Deficiência de 20-hidroxilase ou colesterol desmolase . É uma forma rara que afeta a conversão do colesterol em pregnenolona; consequentemente, há alteração na produção de glicocorticóides, mineralocorticóides e esteróides sexuais. A falta da primeira determina quadro grave de insuficiência adrenal, com perda de Na +, desidratação, hipovolemia e hipotensão. A deficiência de andrógenos é a causa de pacientes afetados com genitália externa feminina, seja seu cariótipo XX ou XY.
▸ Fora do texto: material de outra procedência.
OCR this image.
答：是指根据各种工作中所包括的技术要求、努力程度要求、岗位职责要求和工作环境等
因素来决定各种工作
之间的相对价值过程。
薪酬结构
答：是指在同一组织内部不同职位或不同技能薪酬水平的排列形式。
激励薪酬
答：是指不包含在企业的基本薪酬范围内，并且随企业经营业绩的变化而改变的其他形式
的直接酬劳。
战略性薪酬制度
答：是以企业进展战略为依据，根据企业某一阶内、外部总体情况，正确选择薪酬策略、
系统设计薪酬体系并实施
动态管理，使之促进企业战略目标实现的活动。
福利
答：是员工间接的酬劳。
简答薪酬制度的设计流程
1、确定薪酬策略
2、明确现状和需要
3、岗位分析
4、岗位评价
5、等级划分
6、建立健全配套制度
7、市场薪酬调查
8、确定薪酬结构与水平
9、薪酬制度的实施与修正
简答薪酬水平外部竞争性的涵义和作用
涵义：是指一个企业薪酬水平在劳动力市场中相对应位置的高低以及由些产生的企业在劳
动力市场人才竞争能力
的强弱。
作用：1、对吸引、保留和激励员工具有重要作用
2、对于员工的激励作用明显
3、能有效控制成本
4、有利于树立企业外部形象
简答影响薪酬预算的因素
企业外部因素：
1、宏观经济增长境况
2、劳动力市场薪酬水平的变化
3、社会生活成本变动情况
Deficiência de 3-beta-ol-desidrogenase . Há um defeito na conversão de pregnenolona em progesterona, de 17OH-pregnenolona em 17OH-progesterona e de desidroepiandrosterona em androstenediona. Como consequência, ocorre diminuição dos mineralocorticóides, glicocorticóides e testosterona, o que causa insuficiência adrenal com genitália ambígua nos homens e hipertrofia clitoriana moderada nas mulheres, devido ao acúmulo de dehidroepiandrosterona, um androgênio fraco. Este defeito também está presente na gônada.
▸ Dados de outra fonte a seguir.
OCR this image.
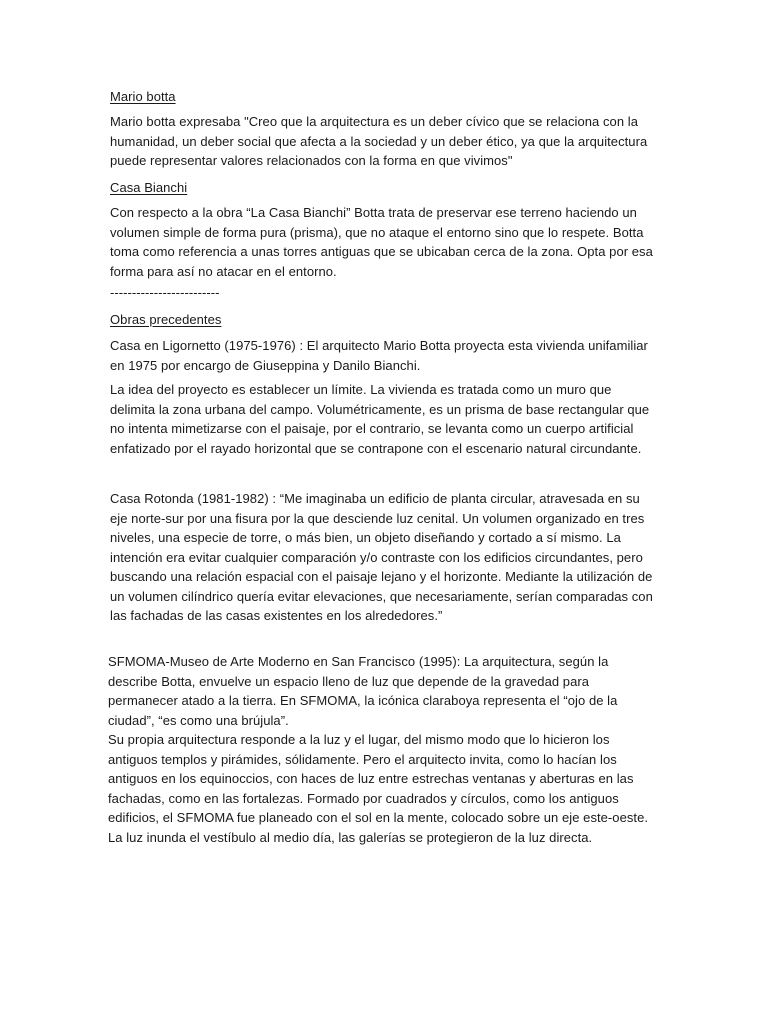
Mario botta

Mario botta expresaba "Creo que la arquitectura es un deber cívico que se relaciona con la humanidad, un deber social que afecta a la sociedad y un deber ético, ya que la arquitectura puede representar valores relacionados con la forma en que vivimos"

Casa Bianchi

Con respecto a la obra “La Casa Bianchi” Botta trata de preservar ese terreno haciendo un volumen simple de forma pura (prisma), que no ataque el entorno sino que lo respete. Botta toma como referencia a unas torres antiguas que se ubicaban cerca de la zona. Opta por esa forma para así no atacar en el entorno.

-------------------------

Obras precedentes

Casa en Ligornetto (1975-1976) : El arquitecto Mario Botta proyecta esta vivienda unifamiliar en 1975 por encargo de Giuseppina y Danilo Bianchi.

La idea del proyecto es establecer un límite. La vivienda es tratada como un muro que delimita la zona urbana del campo. Volumétricamente, es un prisma de base rectangular que no intenta mimetizarse con el paisaje, por el contrario, se levanta como un cuerpo artificial enfatizado por el rayado horizontal que se contrapone con el escenario natural circundante.

Casa Rotonda (1981-1982) : “Me imaginaba un edificio de planta circular, atravesada en su eje norte-sur por una fisura por la que desciende luz cenital. Un volumen organizado en tres niveles, una especie de torre, o más bien, un objeto diseñando y cortado a sí mismo. La intención era evitar cualquier comparación y/o contraste con los edificios circundantes, pero buscando una relación espacial con el paisaje lejano y el horizonte. Mediante la utilización de un volumen cilíndrico quería evitar elevaciones, que necesariamente, serían comparadas con las fachadas de las casas existentes en los alrededores.”

SFMOMA-Museo de Arte Moderno en San Francisco (1995): La arquitectura, según la describe Botta, envuelve un espacio lleno de luz que depende de la gravedad para permanecer atado a la tierra. En SFMOMA, la icónica claraboya representa el “ojo de la ciudad”, “es como una brújula”.

Su propia arquitectura responde a la luz y el lugar, del mismo modo que lo hicieron los antiguos templos y pirámides, sólidamente. Pero el arquitecto invita, como lo hacían los antiguos en los equinoccios, con haces de luz entre estrechas ventanas y aberturas en las fachadas, como en las fortalezas. Formado por cuadrados y círculos, como los antiguos edificios, el SFMOMA fue planeado con el sol en la mente, colocado sobre un eje este-oeste. La luz inunda el vestíbulo al medio día, las galerías se protegieron de la luz directa.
Deficiência de 17-hidroxilase . Essa deficiência enzimática resulta na incapacidade total ou parcial de sintetizar cortisol e esteróides sexuais. Como visto na Figura 66-1, essa enzima não está envolvida na produção de mineralocorticóides. A produção de desoxicorticosterona, controlada pelo ACTH, está muito aumentada, resultando em hipertensão arterial leve, retenção de Na +, expansão do volume plasmático e inibição do sistema renina-angiotensina. O aumento da produção de corticosterona compensa a menor síntese de cortisol. Os machos apresentam genitália ambígua devido à diminuição da produção de testosterona. A deficiência enzimática também está presente nos ovários, com a conseqüente falta de desenvolvimento sexual na puberdade.

Metodologia de estudo

Do exposto, pode-se inferir que pode-se suspeitar da existência de hiperplasia adrenal congênita em recém-nascido com genitália externa ambígua, associada ou não a vômitos, desidratação e colapso circulatório ou ao desenvolvimento de hipertensão. Em um homem idoso, pode apresentar crescimento acelerado e pseudopuberdade precoce, ou seja, desenvolvimento de características sexuais secundárias com testículos infantis.
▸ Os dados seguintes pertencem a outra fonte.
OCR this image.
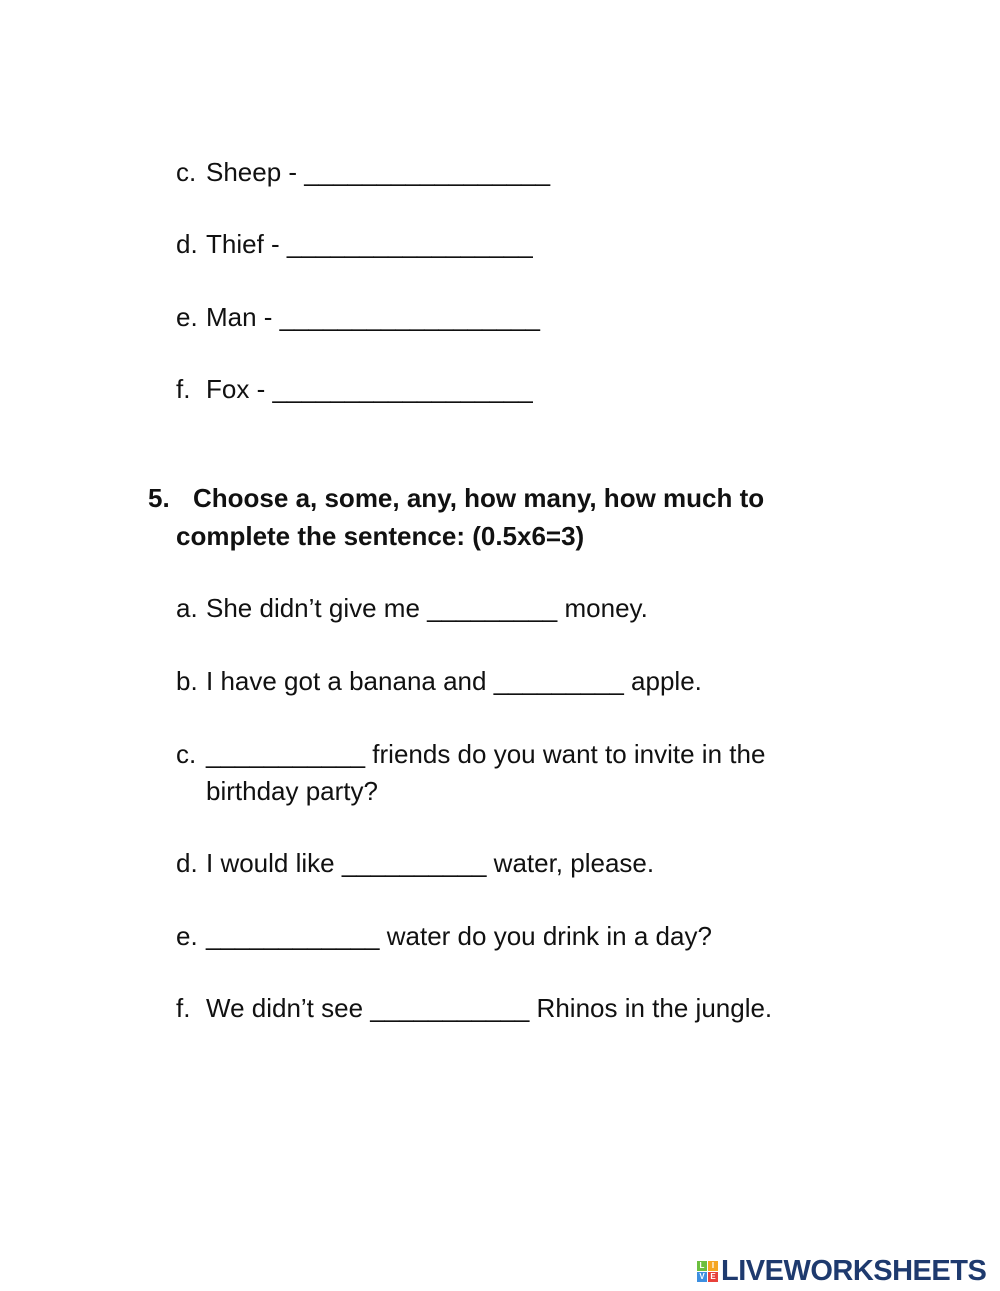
c. Sheep - _________________
d. Thief - _________________
e. Man - __________________
f. Fox - __________________
5. Choose a, some, any, how many, how much to
complete the sentence: (0.5x6=3)
a. She didn’t give me _________ money.
b. I have got a banana and _________ apple.
c. ___________ friends do you want to invite in the
birthday party?
d. I would like __________ water, please.
e. ____________ water do you drink in a day?
f. We didn’t see ___________ Rhinos in the jungle.
L I
V E LIVEWORKSHEETS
Na presença de algumas dessas manifestações, a cromatina nuclear deve ser avaliada em um esfregaço de células da mucosa bucal e em leucócitos circulantes para determinar o sexo cromossômico e quantificar 17-cetosteroides urinários, corticosteroides 17OH e pregnanetriol, e 17OH- progesterona e ionograma sanguíneo, juntamente com 11-desoxicortisol, em caso de hipertensão concomitante. A idade óssea é avançada em imagens radiográficas de mão e punho.